Ciertamente, la educación sexual presenta desafíos pedagógicos, ya que en una misma aula las situaciones personales son siempre diversas, y a una misma edad de los alumnos no corresponde necesariamente igual desarrollo emocional y capacidad de comprensión. Además, lo que preocupa a muchos padres es bajo qué condiciones y con qué criterios se eligen a los "educadores de la sexualidad", ya que, obviamente, el problema no reside en la educación sexual en sí, sino en quién la imparte, y de su actitud en relación con su propia sexualidad y con la sexualidad ajena.

En realidad, la influencia de la educación sexual sobre los jóvenes es mínima, si consideramos que nuestros adolescentes son bombardeados hasta extremos insospechados con un lujurioso sexo, bien sea a través de revistas especializadas, pornografía televisiva, vallas publicitarias, anuncios en periódicos, telefonía erótica (líneas calientes o partyline), vídeos, temas de rock duro, sex-shops, etc.
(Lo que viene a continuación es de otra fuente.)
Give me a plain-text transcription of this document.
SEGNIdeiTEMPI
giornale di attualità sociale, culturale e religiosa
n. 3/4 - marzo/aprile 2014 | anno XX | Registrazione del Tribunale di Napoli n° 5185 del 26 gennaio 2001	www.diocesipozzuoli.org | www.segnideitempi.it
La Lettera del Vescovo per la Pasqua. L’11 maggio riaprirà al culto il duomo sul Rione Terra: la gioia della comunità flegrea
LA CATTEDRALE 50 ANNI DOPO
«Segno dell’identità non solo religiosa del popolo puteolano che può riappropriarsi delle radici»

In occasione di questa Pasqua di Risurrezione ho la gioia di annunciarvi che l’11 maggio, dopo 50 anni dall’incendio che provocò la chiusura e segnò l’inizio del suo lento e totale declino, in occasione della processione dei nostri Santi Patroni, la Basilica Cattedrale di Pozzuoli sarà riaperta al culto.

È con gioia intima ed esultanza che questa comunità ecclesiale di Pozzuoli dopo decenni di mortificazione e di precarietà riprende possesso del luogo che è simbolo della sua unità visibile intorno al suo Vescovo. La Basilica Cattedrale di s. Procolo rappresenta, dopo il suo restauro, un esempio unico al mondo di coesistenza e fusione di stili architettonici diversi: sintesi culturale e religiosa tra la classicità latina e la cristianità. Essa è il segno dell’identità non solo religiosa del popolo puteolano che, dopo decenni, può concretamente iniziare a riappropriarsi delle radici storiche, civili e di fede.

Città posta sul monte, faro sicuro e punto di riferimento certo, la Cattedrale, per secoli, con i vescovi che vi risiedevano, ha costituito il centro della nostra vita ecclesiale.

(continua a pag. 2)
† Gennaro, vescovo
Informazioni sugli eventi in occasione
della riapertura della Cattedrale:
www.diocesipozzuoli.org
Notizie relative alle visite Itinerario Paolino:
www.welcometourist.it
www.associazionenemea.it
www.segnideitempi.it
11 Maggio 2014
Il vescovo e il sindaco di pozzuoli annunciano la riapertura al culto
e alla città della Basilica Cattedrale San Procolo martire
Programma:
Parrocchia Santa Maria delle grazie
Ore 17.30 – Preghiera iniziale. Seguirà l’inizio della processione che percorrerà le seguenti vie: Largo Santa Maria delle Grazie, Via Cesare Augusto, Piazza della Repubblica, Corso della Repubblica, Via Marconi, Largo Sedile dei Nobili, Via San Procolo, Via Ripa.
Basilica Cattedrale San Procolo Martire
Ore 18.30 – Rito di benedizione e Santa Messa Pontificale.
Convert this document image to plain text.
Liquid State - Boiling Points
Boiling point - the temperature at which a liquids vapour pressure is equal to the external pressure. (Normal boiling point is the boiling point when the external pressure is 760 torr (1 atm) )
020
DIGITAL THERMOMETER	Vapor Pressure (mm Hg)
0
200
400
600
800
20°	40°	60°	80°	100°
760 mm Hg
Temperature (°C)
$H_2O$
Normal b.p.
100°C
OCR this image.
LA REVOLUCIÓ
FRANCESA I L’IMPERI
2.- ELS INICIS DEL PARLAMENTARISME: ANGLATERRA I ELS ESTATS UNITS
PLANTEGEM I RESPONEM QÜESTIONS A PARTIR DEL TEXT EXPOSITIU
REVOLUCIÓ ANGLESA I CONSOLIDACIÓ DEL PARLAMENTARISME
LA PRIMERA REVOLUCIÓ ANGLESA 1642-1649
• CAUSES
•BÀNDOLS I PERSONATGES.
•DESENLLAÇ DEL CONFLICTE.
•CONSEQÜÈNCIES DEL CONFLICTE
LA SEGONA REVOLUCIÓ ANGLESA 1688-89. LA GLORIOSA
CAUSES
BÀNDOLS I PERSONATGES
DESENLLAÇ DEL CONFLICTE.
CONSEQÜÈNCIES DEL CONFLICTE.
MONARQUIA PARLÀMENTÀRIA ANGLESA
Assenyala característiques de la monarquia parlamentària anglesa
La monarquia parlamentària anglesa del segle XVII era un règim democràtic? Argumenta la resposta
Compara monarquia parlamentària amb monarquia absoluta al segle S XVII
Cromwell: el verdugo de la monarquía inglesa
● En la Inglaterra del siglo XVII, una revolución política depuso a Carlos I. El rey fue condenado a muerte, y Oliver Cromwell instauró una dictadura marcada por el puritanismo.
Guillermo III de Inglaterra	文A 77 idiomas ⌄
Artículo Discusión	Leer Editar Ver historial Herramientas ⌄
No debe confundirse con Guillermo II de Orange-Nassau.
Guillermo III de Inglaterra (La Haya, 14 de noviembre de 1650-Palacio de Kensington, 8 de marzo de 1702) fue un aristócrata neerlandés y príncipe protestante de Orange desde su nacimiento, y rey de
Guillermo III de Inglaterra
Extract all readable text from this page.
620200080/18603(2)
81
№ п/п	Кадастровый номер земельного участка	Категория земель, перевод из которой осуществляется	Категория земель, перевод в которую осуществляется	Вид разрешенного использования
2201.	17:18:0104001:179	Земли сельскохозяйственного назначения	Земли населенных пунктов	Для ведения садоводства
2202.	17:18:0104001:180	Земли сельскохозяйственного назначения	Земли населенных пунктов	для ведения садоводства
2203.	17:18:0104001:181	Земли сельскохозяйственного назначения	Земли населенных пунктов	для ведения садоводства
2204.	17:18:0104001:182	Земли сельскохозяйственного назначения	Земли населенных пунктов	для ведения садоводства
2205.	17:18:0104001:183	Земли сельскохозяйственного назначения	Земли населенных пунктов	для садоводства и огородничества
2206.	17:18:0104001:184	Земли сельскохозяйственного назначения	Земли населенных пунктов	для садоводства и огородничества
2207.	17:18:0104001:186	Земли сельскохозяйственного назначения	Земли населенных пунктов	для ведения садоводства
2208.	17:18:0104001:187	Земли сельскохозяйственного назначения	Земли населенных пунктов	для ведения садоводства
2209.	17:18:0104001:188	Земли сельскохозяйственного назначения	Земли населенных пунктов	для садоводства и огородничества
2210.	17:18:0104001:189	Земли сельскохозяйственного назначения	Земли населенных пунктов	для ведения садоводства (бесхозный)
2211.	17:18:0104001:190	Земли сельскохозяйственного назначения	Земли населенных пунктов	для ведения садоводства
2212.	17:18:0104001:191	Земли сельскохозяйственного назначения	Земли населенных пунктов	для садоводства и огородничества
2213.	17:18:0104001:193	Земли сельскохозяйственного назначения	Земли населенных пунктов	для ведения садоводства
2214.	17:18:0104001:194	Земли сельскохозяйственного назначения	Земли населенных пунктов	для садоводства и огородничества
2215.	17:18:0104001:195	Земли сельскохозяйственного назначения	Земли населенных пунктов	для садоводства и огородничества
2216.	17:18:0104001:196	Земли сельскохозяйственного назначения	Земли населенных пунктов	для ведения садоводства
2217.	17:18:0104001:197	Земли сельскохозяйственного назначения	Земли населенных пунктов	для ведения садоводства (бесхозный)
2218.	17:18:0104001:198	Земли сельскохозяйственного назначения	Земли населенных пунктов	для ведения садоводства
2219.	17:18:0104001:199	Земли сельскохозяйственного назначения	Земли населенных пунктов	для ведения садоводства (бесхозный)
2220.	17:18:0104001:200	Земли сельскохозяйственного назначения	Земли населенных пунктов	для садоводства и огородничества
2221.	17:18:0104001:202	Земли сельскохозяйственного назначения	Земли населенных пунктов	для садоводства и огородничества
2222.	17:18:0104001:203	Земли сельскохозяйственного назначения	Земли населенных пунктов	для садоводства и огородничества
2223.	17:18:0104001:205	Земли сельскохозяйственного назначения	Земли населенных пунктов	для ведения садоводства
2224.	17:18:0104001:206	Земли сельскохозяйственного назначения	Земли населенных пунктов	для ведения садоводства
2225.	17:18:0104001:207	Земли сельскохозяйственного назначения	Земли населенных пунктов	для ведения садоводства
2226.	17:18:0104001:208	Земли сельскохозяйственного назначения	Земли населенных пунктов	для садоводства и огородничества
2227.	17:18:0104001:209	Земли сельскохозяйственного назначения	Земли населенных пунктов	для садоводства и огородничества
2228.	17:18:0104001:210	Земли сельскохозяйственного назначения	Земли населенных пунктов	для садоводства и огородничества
La televisión mantiene a toda la población en un estado de excitación sexual alto y además promete un tipo de igualdad de satisfacción sexual para todos los telespectadores, independientemente de su edad.

La sociedad de consumo promociona entre los jóvenes el concepto de "sexo recreacional" (funsex), es decir, el sexo como mero divertimiento, y también el "sexo sin culpabilidad" (sex wi-thoutguüt), como sinónimo de una conquista humana a favor de la liberación sexual de este fin de siglo.

Un filósofo exponía la siguiente anécdota: «Hace unos días, una amiga francesa me comentaba su irritación cuando su hijo, al que había animado a liberarse de tabúes, le dijo que quería ser hardeur, actor de pomo duro, "para cepillarse a las conejitas". Lo que más la irritaba a ella era no saber por qué la decisión de su hijo la irritaba. Si las relaciones sexuales son un acontecimiento trivial, ¿por qué la molestaba que lo hiciera por dinero?" Cuando consideramos que algo es intrascendente, su lógica devalúa todo lo que toca. En la actualidad son abundantes las noticias sobre casos de pederastía, prostitución infantil, redes de proxenitismo, pornografía en Internet o cibersexo, etc. ¿Por qué vamos a escandalizarnos por el turismo sexual o por los actos de pederastas si la relación sexual es un simple intercambio de estremecimientos agradables? ¿Qué hacemos? ¿Trivializamos la sexualidad y cuanto la rodea? ¿La trascendentalizamos? ¿Carecemos de una visión coherente de la sexualidad? Y, así, a ratos nos parece un pasatiempo intrascendente, y a ratos una realidad
trascendente...

Quizá sin proponérnoslo, en aras de una libertad sexual que consideramos una conquista social, estamos promoviendo que los adolescentes se inicien precozmente en la actividad sexual. Luego, una vez bien estimulados y bien liberados para no reprimir, ni siquiera controlar, sus impulsos, les impartimos unas únicas recomendaciones para evitar enfermedades de transmisión sexual y embarazos no deseados. La educación sexual de la población juvenil ciertamente debe alcanzar objetivos de más altura, contemplando la condición humana en toda su dimensión, sin caer en la trivialización del sexo.

La sexualidad es una parte integral de nuestras vidas desde el nacimiento hasta la muerte. Para los adolescentes, el hacerse cargo de su emergente sexualidad es parte del proceso natural de transformación en adulto. La sexualidad debe ser considerada dentro del contexto del desarrollo humano, no como un secreto a ser guardado por el silencio adulto. Las opiniones y las percepciones acerca de los roles del adolescente y del adulto deben basarse en el respeto mutuo y ser examinadas dentro del contexto de las realidades y expectativas sociales. El tema crucial es la calidad de vida para todos los niños y adolescentes, la proposición de que ellos alcancen su potencial y que cuando el camino sea duro, recibirán apoyo y ayuda.